Vintage: The Cat and the Canary
In 1927, German director Paul Leni made The Cat and the Canary for Universal. It was the first of six adaptations of the 1922 stage play, but more importantly, it was the "cornerstone" of Universal's still-famed horror line-up, which eventually included Dracula, Frankenstein, The Wolf Man, The Mummy, and The Invisible Man.
Even more importantly than that, it was one of the first horror comedies. The Evil Dead and Snakes on a Plane have their heritage in this film. It was one of the first haunted house films. The Haunting and Poltergeist have their heritage here as well. That's the weird thing about studying such an early era. Lines of creative ancestry always seem to converge.
Here's a vintage ad for the then-new film. In our Ballyhoo series, we've been stepping through a catalog of crazy marketing stunts, the vast majority of which are unheard of today. But here we see a pretty familiar format. Big title. Pull quotes from critics. Celebrity names (that we no longer recognize today). One page ads haven't actually changed all that much. More sophisticated imagery, a more eye-drawing use of fonts and text styles, but that's it.
Paul Leni, if you remember the brief name-drop in our German Expressionism segment from Episode 19, directed the film Waxworks (1924), an anthology of short stories, each told in a different expressionist style, and also the masterpiece The Man Who Laughs (1928), one of the very best expressionist films. He made only one film after that and died in 1929, at only 45 years old. Most of his films were made in Germany, but his last four, including The Cat and the Canary, were made in the United States, and it is because of people like Leni moving to Hollywood and bringing their artistry with them that American films of the 30s and 40s look so bold and inventive. Film noir and the Universal horror line-up are unmistakably American, but their heritage in German horror is crystal clear.
But as I said at the outset, one of the interesting things about The Cat and the Canary is that it's a horror-comedy. The humor is less apparent in this version than in some of the later ones (most notably the 1939 version with Bob Hope!) but it's there, and it was one of the first films to introduce this idea that something could be scary and funny at the same time. Today, as a culture, we are so keyed into the idea of using humor as a defense mechanism against horror -- as a way of tempering the effects of shock or terror or any kind of discomfort, really -- that it's arguably more difficult to pull off a straight horror film than an actual horror-comedy. But in 1927, the idea wasn't so familiar. And maybe that's why the early horror films work so well: they're so earnest and straightforward. They aren't always conspicuously trying to manipulate the humor angle, either to cash in on it or to sidestep it. They simply are what they are. Leni was sort of the only guy at the time experimenting with mixing horror and comedy in a major way. We should, however, acknowledge Buster Keaton for his 1921 short, "The Haunted House."

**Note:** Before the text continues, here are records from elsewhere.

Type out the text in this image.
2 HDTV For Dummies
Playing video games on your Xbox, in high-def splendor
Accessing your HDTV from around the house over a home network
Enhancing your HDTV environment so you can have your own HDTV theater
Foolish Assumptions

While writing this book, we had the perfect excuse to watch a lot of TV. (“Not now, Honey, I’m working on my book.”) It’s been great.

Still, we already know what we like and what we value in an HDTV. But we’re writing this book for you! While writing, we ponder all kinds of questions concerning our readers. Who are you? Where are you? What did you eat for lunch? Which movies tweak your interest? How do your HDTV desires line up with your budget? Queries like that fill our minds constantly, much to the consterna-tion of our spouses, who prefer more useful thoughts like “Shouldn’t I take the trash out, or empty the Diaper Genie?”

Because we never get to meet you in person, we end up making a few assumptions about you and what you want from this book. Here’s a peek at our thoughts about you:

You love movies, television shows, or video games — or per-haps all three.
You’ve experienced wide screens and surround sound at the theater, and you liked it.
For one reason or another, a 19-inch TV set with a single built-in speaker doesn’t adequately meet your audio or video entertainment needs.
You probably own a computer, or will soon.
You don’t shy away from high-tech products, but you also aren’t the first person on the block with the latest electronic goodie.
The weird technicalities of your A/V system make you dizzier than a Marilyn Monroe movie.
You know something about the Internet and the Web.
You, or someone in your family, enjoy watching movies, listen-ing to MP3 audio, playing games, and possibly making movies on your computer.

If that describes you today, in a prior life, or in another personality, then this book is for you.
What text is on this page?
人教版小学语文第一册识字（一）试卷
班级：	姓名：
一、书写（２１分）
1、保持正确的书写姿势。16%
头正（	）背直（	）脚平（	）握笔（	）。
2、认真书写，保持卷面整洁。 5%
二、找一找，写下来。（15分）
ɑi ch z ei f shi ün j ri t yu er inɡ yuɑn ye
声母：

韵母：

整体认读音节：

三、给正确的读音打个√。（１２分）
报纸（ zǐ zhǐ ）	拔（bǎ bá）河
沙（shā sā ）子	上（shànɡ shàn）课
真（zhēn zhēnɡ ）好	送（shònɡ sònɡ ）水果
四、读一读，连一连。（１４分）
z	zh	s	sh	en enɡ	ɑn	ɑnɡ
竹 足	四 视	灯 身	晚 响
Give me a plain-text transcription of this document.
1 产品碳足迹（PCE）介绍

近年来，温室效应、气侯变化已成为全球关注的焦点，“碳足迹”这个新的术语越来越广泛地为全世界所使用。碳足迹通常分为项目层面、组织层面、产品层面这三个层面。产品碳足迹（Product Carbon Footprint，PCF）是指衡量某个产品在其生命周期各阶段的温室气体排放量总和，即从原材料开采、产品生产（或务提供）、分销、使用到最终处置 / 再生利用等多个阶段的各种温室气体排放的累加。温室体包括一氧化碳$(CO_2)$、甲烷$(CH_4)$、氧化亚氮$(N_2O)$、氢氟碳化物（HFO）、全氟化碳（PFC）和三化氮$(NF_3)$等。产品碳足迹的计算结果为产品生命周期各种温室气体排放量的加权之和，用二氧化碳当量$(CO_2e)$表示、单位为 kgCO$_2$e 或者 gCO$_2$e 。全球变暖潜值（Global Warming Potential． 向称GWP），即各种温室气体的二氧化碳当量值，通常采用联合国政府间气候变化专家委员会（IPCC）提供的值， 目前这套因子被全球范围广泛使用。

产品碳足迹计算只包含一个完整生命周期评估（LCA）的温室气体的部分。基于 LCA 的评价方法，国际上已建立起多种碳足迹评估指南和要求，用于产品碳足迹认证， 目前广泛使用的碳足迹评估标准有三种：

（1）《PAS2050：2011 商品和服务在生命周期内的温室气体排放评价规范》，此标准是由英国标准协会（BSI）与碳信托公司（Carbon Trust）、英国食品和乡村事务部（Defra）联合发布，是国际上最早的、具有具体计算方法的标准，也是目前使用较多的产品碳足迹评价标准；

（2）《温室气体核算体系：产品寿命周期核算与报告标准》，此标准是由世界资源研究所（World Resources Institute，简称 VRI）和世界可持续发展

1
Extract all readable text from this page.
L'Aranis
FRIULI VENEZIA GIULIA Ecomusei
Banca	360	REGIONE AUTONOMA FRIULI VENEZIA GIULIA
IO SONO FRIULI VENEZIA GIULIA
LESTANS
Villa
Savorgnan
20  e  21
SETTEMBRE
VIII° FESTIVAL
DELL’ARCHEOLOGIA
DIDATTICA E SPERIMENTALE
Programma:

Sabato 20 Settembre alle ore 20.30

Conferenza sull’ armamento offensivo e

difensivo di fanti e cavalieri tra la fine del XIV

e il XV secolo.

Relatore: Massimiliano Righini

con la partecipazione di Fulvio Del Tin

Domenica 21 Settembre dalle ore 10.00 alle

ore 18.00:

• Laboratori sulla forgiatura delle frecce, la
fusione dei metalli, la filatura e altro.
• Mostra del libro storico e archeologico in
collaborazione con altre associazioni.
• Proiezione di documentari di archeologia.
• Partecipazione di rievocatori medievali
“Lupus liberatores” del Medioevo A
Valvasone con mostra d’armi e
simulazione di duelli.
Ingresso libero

So perhaps it makes sense, then, that while American horror films remained earnest for a few more decades before dabbling with comedy, the haunted house subgenre that The Cat and the Canary more directly inspired took the reverse path: they were comic right from the beginning, and except for an exception here and there, it wasn't until much, much later that haunted house films started to be earnestly scary.
Up through the 1950s, haunted house films were primarily the province of comedians. Bob Hope, as I said, made his version of The Cat and the Canary, and others fitted the idea to their own comic styles: Laurel and Hardy, Abbott and Costello, Blondie & Dagwood, Francis the Talking Mule, The East Side Kids, Don Knotts, Jerry Lewis, and the list goes on.
You don't need to see many of these knock-offs before the gags become familiar: the funny guy (Costello, Dagwood, Jerry Lewis, etc) gets scared by ghosts that conveniently disappear once the straight man (Abbott, Blondie, Dean Martin, etc) shows up to investigate. Despite that, a surprising number of these haunted house comedies are worth seeing.
We're drifting away from The Cat and the Canary again, though, where the comedy is much more subtle and subservient to the central mystery and the creepy atmosphere. If you're interested in expressionism or horror comedies, this is one to see.